Kumar, S.H.B.V.; Muydinov, R.; Maticiuc, N.; Alktash, N.; Rusu, M.; Seibertz, B.B.O.; Köbler, H.; Abate, A.; Unold, T.; Lauermann, I.; Szyszka, B.: Hollow Cathode Gas Flow Sputtering of Nickel Oxide Thin Films for Hole-Transport Layer Application in Perovskite Solar Cells. Advanced Energy & Sustainability Research 5 (2024), p. 2300201/1-11
10.1002/aesr.202300201
Open Access Version
Abstract:
Nickel oxide (NiO1+δ) is a versatile material used in various fields such as optoelectronics, spintronics, electrochemistry, and catalysis which is prepared with a wide range of deposition methods. Herein, for the deposition of NiO1+δ films, the reactive gas flow sputtering (GFS) process using a metallic Ni hollow cathode is developed. This technique is distinct and has numerous advantages compared to conventional sputtering methods. The NiO1+δ films are sputtered at low temperatures (100 ºC) for various oxygen partial pressures during the GFS process.
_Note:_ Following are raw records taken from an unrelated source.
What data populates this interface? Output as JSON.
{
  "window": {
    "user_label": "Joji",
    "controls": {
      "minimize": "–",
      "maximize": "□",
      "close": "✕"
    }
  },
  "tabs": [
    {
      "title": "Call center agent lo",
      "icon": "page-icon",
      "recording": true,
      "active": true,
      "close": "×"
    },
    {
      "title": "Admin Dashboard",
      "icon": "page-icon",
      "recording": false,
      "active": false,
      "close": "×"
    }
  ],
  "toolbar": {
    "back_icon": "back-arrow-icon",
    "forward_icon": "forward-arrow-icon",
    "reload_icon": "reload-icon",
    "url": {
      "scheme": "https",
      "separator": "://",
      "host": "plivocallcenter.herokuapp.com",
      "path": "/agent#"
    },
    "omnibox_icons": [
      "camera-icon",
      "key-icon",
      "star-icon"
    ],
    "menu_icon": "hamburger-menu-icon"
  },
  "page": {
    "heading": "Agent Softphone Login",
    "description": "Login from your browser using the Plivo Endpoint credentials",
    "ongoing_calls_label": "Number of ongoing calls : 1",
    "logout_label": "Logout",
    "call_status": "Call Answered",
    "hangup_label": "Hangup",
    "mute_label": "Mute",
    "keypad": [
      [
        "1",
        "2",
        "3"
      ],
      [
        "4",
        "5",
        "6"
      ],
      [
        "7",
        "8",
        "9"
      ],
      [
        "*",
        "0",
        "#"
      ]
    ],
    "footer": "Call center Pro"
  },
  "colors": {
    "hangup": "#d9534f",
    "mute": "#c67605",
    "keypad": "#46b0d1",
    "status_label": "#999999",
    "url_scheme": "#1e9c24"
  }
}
Additionally, Cu-incorporated NiO1+δ (Cu x Ni1−x O1+δ) films are obtained with 5 and 8 at% Cu. The thin films of NiO1+δ are characterized and evaluated as a hole-transporting layer (HTL) in perovskite solar cells (PSCs). The NiO1+δ devices are benchmarked against state-of-the-art self-assembled monolayers (SAM) ([2-(3,6-dimethoxy-9H-carbazol-9-yl)ethyl]phosphonic acid (also known as MeO2PACz)-based PSCs. The best-performing NiO1+δ PSC achieves an efficiency (η) of ≈16% without a passivation layer at the HTL interface and demonstrates better operational stability compared to the SAM device. The findings suggest that further optimization of GFS NiO1+δ devices can lead to higher-performing and more stable PSCs.